Frequencies of Components Observed for Breast Cancer Screening Decision Core Components Checklist.
| Core component item | N (of 52) and % cases observed | |
|---|---|---|
| 1. MD tells the woman that her risk of breast cancer is based on her personal risk factors | 48 | 92 |
| 2. MD identifies the woman’s personal breast cancer risk factors (at least 1 risk factor mentioned, eg, family history, breast density, past biopsy, weight, smoking) | 50 | 96 |
| 3. MD tells the woman how her personal risk of breast cancer compares to the general population | 48 | 92 |
| 4. MD tells the woman that expert groups such as the US Preventive Services Task Force and the American Cancer Society differ in their recommendations on what age to begin mammography screening and how frequently to be screened | 42 | 80 |
| 5. MD presents both sides of the decision to have mammography or not | 47 | 90 |
| 6. MD tells the woman the benefits of having mammography screening (eg, reduce the risk of negative outcome such as cancer getting worse, death, reduce worry about cancer) | 49 | 94 |
| 7. MD tells the woman the risks of having mammography screening (at least 1, eg, false positive, over treatment, callbacks for second view/biopsy that are benign, anxiety) | 50 | 96 |
| 8. MD tells the woman the risks of overtreatment | 34 | 65 |
| 9. MD identifies the alternatives to mammography screening (eg, annual, biannual, no screening). | 50 | 96 |
| 10. MD tells the woman the benefits of not having mammography screening (at least 1, eg, avoid false positive, avoid stress/anxiety of false positive) | 41 | 78 |
| 11. MD tells the woman the risks of not having mammography screening (at least 1, eg, missed diagnosis of treatable cancer; loss of peace of mind) | 43 | 82 |
| 12. MD presented choices in an unbiased, nonpersuasive manner | 48 | 92 |
| 13. MD explains that information relating to risk has uncertainties and is not a guarantee | 4 | 7.7 |
| 14. MD recommends that they discuss the decision about whether to have mammography screening on a regular basis at future appointments (eg, “we can have this discussion again next year” | 10 | 19 |
| 15. MD checks with the woman to make sure she understands the information (more than “okay?” At minimum need to ask for questions or understanding, or if patient offers summary or teach-back then MD does not have to ask explicitly) | 14 | 26 |
| 16. MD shows the woman they are knowledgeable (eg, provides necessary information, answers questions about issues related to breast cancer screening) | 52 | 100 |
| 17. MD helps the woman decide how often to get screened | 45 | 86 |
| 18. MD tells the woman there is a decision to make about breast cancer screening | 49 | 94 |
| 19. MD explains the nature of the decision to be made (whether and how often to use mammography for breast cancer screening) | 49 | 94 |
| 20. MD identifies that the woman has a role in decision-making | 41 | 78 |
| 21. MD and woman discuss the woman’s values regarding a screening mammogram (eg, factors she considers in her decision such as risk, false alarm, anxiety, logistical concerns like cost) | 37 | 71 |
| 22. MD and woman identify woman’s preferences regarding a screening mammogram (MD elicits and/or woman states her preference for timing of mammogram or preference to defer decision) | 49 | 98 |
| 23. MD supports decision regardless whether it reduces risk | 51 | 98 |
| 24. MD and woman discuss the woman’s personal values and preferences in general | 8 | 15 |
Descriptive Statistics for Patient Decision Conflict Scale and Subscales.

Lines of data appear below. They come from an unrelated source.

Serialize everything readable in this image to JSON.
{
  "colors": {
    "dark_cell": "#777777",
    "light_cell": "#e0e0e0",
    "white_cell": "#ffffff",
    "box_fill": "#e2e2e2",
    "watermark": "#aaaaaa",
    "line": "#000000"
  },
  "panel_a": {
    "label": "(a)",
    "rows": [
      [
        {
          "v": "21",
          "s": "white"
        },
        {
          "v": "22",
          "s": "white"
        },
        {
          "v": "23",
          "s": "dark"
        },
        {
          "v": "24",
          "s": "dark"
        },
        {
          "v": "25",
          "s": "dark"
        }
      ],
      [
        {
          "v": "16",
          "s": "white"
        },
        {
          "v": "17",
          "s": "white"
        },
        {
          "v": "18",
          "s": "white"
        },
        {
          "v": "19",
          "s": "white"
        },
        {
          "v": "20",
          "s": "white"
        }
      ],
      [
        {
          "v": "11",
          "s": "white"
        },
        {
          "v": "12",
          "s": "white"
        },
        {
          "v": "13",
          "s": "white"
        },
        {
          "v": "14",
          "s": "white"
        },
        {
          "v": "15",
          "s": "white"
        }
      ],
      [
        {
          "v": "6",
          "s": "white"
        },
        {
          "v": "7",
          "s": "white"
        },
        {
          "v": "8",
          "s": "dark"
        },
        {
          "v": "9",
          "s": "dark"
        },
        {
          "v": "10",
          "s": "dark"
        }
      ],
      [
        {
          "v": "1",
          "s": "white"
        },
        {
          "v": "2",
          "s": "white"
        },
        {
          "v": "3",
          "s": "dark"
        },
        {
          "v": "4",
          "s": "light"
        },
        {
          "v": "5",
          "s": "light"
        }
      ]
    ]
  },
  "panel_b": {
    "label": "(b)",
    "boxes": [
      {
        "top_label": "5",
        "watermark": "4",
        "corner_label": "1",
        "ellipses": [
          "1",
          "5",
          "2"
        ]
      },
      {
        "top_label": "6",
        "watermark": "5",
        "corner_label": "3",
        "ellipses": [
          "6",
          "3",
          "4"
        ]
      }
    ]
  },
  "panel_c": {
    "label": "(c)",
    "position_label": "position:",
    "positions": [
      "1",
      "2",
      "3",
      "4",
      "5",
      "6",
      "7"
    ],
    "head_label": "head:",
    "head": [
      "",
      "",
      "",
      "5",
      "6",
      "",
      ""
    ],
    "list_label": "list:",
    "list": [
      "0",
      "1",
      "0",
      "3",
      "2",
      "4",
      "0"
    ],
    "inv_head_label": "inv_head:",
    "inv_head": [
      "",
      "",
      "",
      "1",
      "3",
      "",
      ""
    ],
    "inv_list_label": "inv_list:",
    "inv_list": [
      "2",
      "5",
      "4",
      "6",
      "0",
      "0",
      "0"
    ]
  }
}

| Decision Conflict Scale and Subscales | Rangea |
| SD |
|---|---|---|---|
| Decision Conflict Full Scale | 0-53.33 | 8.57 | 11.74 |
| Informed subscale | 0-50.00 | 9.43 | 14.16 |
| Values Clarity subscale | 0-62.50 | 11.09 | 17.79 |
| Support subscale | 0-50.00 | 4.40 | 10.02 |
| Uncertainty subscale | 0-75.00 | 12.42 | 18.39 |
| Effective Decision subscale | 0-43.75 | 6.84 | 11.32 |
Abbreviation: SD, standard deviation.
a Possible values of 0 to 100, greater scores indicate greater decision conflict.